El otro día hablaba con un editor amigo sobre libros (curioso: los editores hablan de muchas cosas, distribución, precio de venta, agentes, etc., etc., pero casi nunca de libros) y él me decía que durante años tiene libros en la cabeza pensados para publicar, pero que, por una u otra causa, o sin ninguna causa, a veces no lo termina nunca de hacer. Me mencionó varios –no los retuve todos–, como una gran antología de los textos literarios de los nacionalistas argentinos de los años 20 y 30 (Irazusta, Doll, Anzoátegui), intentar hacer una versión local de Noches insomnes, de Elizabeth Hardwick –que circula en España pero no acá–, traducir el teatro completo de Nathalie Sarraute, o reeditar Escrito en la red y otros ensayos literarios, de Mary McCarthy. Como tengo la única edición en castellano de ese libro (Lumen, Barcelona, 1972, traducción de Gabriel Ferrater, en la hermosa colección Palabra en el Tiempo, de la igualmente hermosa época en la que Lumen era una editorial independiente, y en esa colección publicaba a Robert Pringet, Erskine Caldwell, Muriel Spark, Nabokov, Eisenstein y, por supuesto, a Ivy Compton-Burnett), leído hace décadas (en un viaje en tren precisamente entre Barcelona y Perpiñán), me dieron ganas de volver a leerlo.

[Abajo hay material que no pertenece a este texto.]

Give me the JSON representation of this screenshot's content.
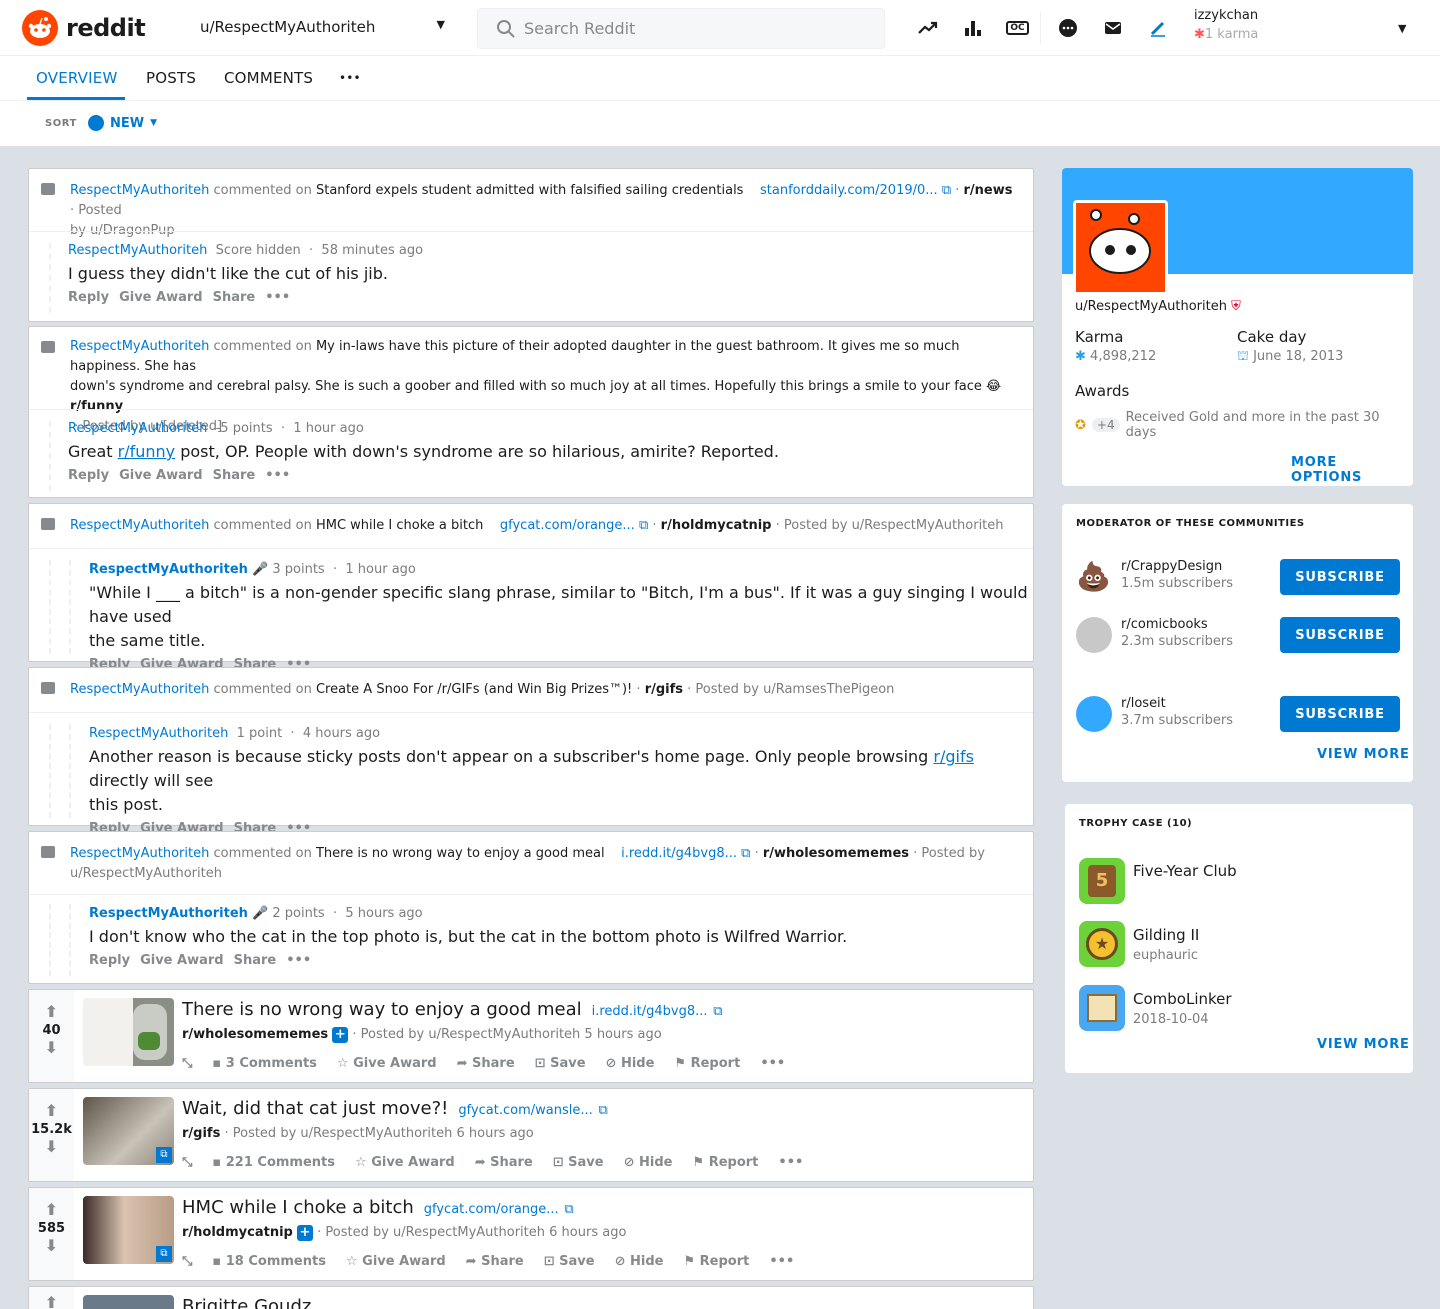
{
  "header": {
    "logo_text": "reddit",
    "profile_dropdown": "u/RespectMyAuthoriteh",
    "search_placeholder": "Search Reddit",
    "account_name": "izzykchan",
    "account_karma": "1 karma",
    "icons": [
      "trending-icon",
      "leaderboard-icon",
      "oc-icon",
      "chat-icon",
      "mail-icon",
      "pencil-icon"
    ],
    "oc_label": "OC"
  },
  "tabs": {
    "overview": "OVERVIEW",
    "posts": "POSTS",
    "comments": "COMMENTS",
    "more": "•••"
  },
  "sort": {
    "label": "SORT",
    "value": "NEW"
  },
  "comments": [
    {
      "author": "RespectMyAuthoriteh",
      "verb": "commented on",
      "title": "Stanford expels student admitted with falsified sailing credentials",
      "domain": "stanforddaily.com/2019/0...",
      "subreddit": "r/news",
      "posted_prefix": "· Posted",
      "posted_by": "by u/DragonPup",
      "c_author": "RespectMyAuthoriteh",
      "c_score": "Score hidden",
      "c_time": "58 minutes ago",
      "c_text": "I guess they didn't like the cut of his jib."
    },
    {
      "author": "RespectMyAuthoriteh",
      "verb": "commented on",
      "title_line1": "My in-laws have this picture of their adopted daughter in the guest bathroom. It gives me so much happiness. She has",
      "title_line2": "down's syndrome and cerebral palsy. She is such a goober and filled with so much joy at all times. Hopefully this brings a smile to your face 😂",
      "subreddit": "r/funny",
      "posted_by": "· Posted by u/[deleted]",
      "c_author": "RespectMyAuthoriteh",
      "c_score": "-5 points",
      "c_time": "1 hour ago",
      "c_text_pre": "Great ",
      "c_link": "r/funny",
      "c_text_post": " post, OP. People with down's syndrome are so hilarious, amirite? Reported."
    },
    {
      "author": "RespectMyAuthoriteh",
      "verb": "commented on",
      "title": "HMC while I choke a bitch",
      "domain": "gfycat.com/orange...",
      "subreddit": "r/holdmycatnip",
      "posted_by": "· Posted by u/RespectMyAuthoriteh",
      "c_author": "RespectMyAuthoriteh",
      "c_score": "3 points",
      "c_time": "1 hour ago",
      "c_text_l1": "\"While I ___ a bitch\" is a non-gender specific slang phrase, similar to \"Bitch, I'm a bus\". If it was a guy singing I would have used",
      "c_text_l2": "the same title."
    },
    {
      "author": "RespectMyAuthoriteh",
      "verb": "commented on",
      "title": "Create A Snoo For /r/GIFs (and Win Big Prizes™)!",
      "subreddit": "r/gifs",
      "posted_by": "· Posted by u/RamsesThePigeon",
      "c_author": "RespectMyAuthoriteh",
      "c_score": "1 point",
      "c_time": "4 hours ago",
      "c_text_pre": "Another reason is because sticky posts don't appear on a subscriber's home page. Only people browsing ",
      "c_link": "r/gifs",
      "c_text_post": " directly will see",
      "c_text_l2": "this post."
    },
    {
      "author": "RespectMyAuthoriteh",
      "verb": "commented on",
      "title": "There is no wrong way to enjoy a good meal",
      "domain": "i.redd.it/g4bvg8...",
      "subreddit": "r/wholesomememes",
      "posted_prefix": "· Posted by",
      "posted_by": "u/RespectMyAuthoriteh",
      "c_author": "RespectMyAuthoriteh",
      "c_score": "2 points",
      "c_time": "5 hours ago",
      "c_text": "I don't know who the cat in the top photo is, but the cat in the bottom photo is Wilfred Warrior."
    }
  ],
  "comment_actions": {
    "reply": "Reply",
    "award": "Give Award",
    "share": "Share",
    "more": "•••"
  },
  "posts": [
    {
      "score": "40",
      "title": "There is no wrong way to enjoy a good meal",
      "domain": "i.redd.it/g4bvg8...",
      "subreddit": "r/wholesomememes",
      "posted": "· Posted by u/RespectMyAuthoriteh 5 hours ago",
      "comments": "3 Comments"
    },
    {
      "score": "15.2k",
      "title": "Wait, did that cat just move?!",
      "domain": "gfycat.com/wansle...",
      "subreddit": "r/gifs",
      "posted": "· Posted by u/RespectMyAuthoriteh 6 hours ago",
      "comments": "221 Comments"
    },
    {
      "score": "585",
      "title": "HMC while I choke a bitch",
      "domain": "gfycat.com/orange...",
      "subreddit": "r/holdmycatnip",
      "posted": "· Posted by u/RespectMyAuthoriteh 6 hours ago",
      "comments": "18 Comments"
    },
    {
      "title": "Brigitte Goudz"
    }
  ],
  "post_actions": {
    "award": "Give Award",
    "share": "Share",
    "save": "Save",
    "hide": "Hide",
    "report": "Report",
    "more": "•••"
  },
  "profile": {
    "username": "u/RespectMyAuthoriteh",
    "karma_label": "Karma",
    "karma_value": "4,898,212",
    "cakeday_label": "Cake day",
    "cakeday_value": "June 18, 2013",
    "awards_label": "Awards",
    "awards_count": "+4",
    "awards_text": "Received Gold and more in the past 30 days",
    "more_options": "MORE OPTIONS",
    "banner_color": "#33a8ff"
  },
  "moderator": {
    "title": "MODERATOR OF THESE COMMUNITIES",
    "communities": [
      {
        "name": "r/CrappyDesign",
        "subs": "1.5m subscribers",
        "btn": "SUBSCRIBE",
        "icon": "💩"
      },
      {
        "name": "r/comicbooks",
        "subs": "2.3m subscribers",
        "btn": "SUBSCRIBE"
      },
      {
        "name": "r/loseit",
        "subs": "3.7m subscribers",
        "btn": "SUBSCRIBE"
      }
    ],
    "view_more": "VIEW MORE"
  },
  "trophies": {
    "title": "TROPHY CASE (10)",
    "items": [
      {
        "name": "Five-Year Club",
        "sub": ""
      },
      {
        "name": "Gilding II",
        "sub": "euphauric"
      },
      {
        "name": "ComboLinker",
        "sub": "2018-10-04"
      }
    ],
    "view_more": "VIEW MORE"
  },
  "colors": {
    "accent": "#0079d3",
    "brand": "#ff4500",
    "bg": "#dae0e6"
  }
}
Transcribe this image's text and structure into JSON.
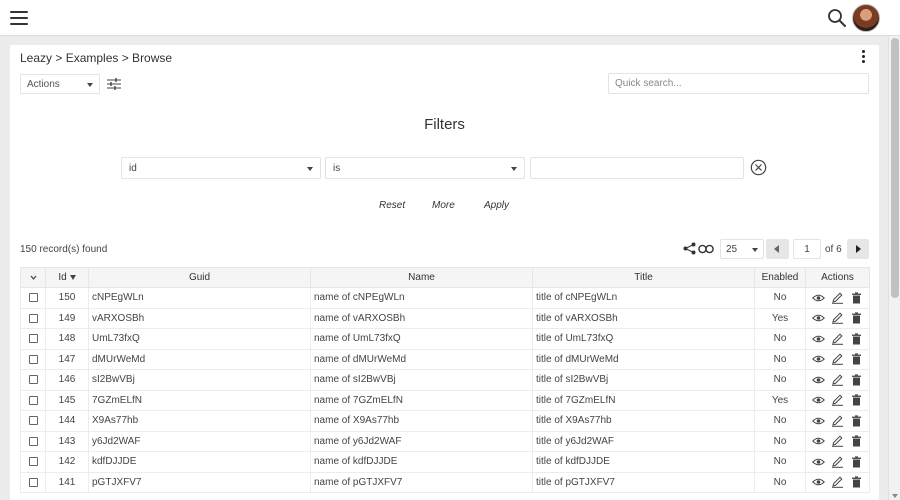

Me encontré con lo que me imaginaba: un perfecto libro de ensayo literario, con textos que van, nuevamente por supuesto, de Ivy Compton-Burnett (a la que dedica dos artículos), pasando por Madame Bovary, Hannah Arendt (de quien fue gran amiga) y llegan a Macbeth (sobre quien versa el primero de los ensayos), obra acerca de la que vengo pensando y pensando, como una especie de meditación desde hace meses, como alguien fascinado por haber descubierto algo que, de tan viejo, se vuelve irremediablemente nuevo (tal vez de eso se trate este asunto, y muchos otros: en volver nuevo lo nuevo).
Pues, Mrs. McCarthy gira en torno a esta pregunta: “¿A qué se debe que Lady Macbeth nos parezca un monstruo y Macbeth no? En parte a que es mujer y se ha ‘de-sexuado’ a sí misma, lo cual la convierte en un monstruo por definición”. Antes, ya nos había advertido: “La visión de Macbeth como un hombre atormentado por la conciencia es una banalidad tan falsa como el propio Macbeth. Macbeth no tiene conciencia. Su preocupación mayor a lo largo de la obra es la más egoísta de las preocupaciones: dormir bien por la noche”. Es entonces, para McCarthy, desde el punto de vista de la mujer, de Lady Macbeth, que hay que entender la obra. Aunque luego el ensayo vira y termina con un remate tal vez algo apresurado, cargado del espiritualismo católico de la vieja Mary (pero el viaje de Macbeth al presente hay que hacerlo con mucha, mucha precaución): “Macbeth presenta la vida en la caverna. Sin religión, el animismo rige el mundo exterior, y sin fe, los duendes malignos se apoderan del alma humana. Esta era, en todo caso, la opinión de Shakespeare, que la historia moderna, con el regreso de lo irracional en la pesadilla nazi corrobora (…). Macbeth, entre todos los personajes de Shakespeare, parece el más moderno, el único al que podría transportarse en uniforme contemporáneo, o simplemente en una camisa y un pantalón”.
Aquí McCarthy, firme defensora de Hannah Arendt cuando el escándalo de Eichmann en Jerusalén, no está muy lejos de pensar a Macbeth en términos de la banalidad del mal.